The most important lesson in Nevada education

Meaningful reform, not more spending, is the answer

By Victor Joecks
  • Monday, January 10, 2011

Parents regularly urge their children to "learn from your mistakes." When it comes to improving public education in Nevada, however, many parents and other adults keep making the same error.

Their mistake? Believing that increasing education funding will improve student achievement. How do we know this approach doesn't work? We've already tried it ... again and again.

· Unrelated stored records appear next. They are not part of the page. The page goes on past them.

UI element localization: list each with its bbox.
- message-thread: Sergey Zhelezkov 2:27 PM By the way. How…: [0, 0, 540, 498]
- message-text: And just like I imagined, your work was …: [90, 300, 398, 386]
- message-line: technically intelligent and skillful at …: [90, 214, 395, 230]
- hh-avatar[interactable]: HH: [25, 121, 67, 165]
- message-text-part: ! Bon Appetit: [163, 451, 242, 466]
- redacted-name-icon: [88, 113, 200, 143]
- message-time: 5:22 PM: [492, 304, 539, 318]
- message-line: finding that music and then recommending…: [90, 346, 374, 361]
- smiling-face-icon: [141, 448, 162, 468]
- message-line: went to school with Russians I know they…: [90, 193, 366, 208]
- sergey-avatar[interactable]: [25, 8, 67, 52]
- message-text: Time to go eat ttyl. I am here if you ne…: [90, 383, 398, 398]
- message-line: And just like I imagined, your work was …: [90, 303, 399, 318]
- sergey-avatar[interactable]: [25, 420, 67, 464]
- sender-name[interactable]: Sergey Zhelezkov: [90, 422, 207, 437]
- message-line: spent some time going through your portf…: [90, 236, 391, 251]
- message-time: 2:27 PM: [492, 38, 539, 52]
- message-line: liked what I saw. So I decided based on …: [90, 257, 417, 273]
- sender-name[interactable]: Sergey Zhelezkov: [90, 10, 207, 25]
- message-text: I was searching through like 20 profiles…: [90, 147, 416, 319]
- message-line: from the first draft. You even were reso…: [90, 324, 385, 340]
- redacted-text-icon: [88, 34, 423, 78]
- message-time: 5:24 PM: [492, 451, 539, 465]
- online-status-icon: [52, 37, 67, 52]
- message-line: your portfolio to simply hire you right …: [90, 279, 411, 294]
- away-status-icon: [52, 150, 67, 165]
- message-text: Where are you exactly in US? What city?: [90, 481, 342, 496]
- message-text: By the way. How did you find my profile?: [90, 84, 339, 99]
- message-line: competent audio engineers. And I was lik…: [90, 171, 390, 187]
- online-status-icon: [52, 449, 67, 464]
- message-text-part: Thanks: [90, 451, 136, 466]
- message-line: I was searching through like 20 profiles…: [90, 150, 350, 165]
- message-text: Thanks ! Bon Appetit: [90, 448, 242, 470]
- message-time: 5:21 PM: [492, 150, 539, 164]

In the 1959-60 school year, Nevada spent $430 per pupil on education. In 2006-07, we spent $8,372. Even adjusting for inflation, Nevada has nearly tripled its per-pupil spending from $3,101 to $8,682 (in 2008 dollars) over the past 50 years, and this doesn't include billions in other school-related expenditures.

Despite this massive spending increase, Nevada's education results have been stagnant, and Education Week reports that Nevada's graduation rate is now 41.8 percent.

Fortunately for Nevada's children, Gov. Brian Sandoval is pushing a series of educational reforms that have greatly increased student achievement in other states. Sandoval's ideas include vouchers, ending teacher tenure and social promotion, expanding virtual learning and empowerment schools and giving schools letter grades based on performance.

In 1998, Florida and Nevada were scoring exactly the same on the National Assessment of Educational Progress fourth-grade reading test. That year, Florida enacted many of the aforementioned reforms under then-governor Jeb Bush.

While no one reform was a silver bullet, Florida's improvements have been dramatic. Over the past 12 years, Florida's fourth-grade reading scores have increased by approximately two grade levels, while Nevada's have been stagnant. Florida's gains have been especially pronounced within its minority community. Hispanic and African-American students' reading scores each have increased by 2 ½ grade levels.

One of the most important things Florida did was create genuine competition in education through school vouchers and a tuition tax-credit program. Vouchers and tax-credit scholarships allow parents to choose the education that's best for their child — online, homeschooling, a private or charter school, etc.

The success of voucher programs is not limited to Florida. In Washington, D.C., students using a voucher (at a quarter of the usual cost of a student's education) for at least three years showed reading gains equivalent to 18 months of learning and posted a graduation rate 21 points higher than the control group.

Not only do vouchers allow students trapped in failing schools to escape, the competition actually increases the performance of public schools as well. Nineteen high-quality empirical studies have been conducted on how vouchers (and tuition tax credits) impact public schools. Eighteen found vouchers improved the quality of public schools. One found no impact — likely because in that case, the voucher program was designed specifically to shield public schools from competition.

Adults will always want their children to learn from their mistakes. In 2011, Nevada's students should hope that it's the adults who learn a valuable lesson: that spending more money won't increase student performance.

Instead, they should embrace the bold education reforms that have boosted student achievement and saved money in other states.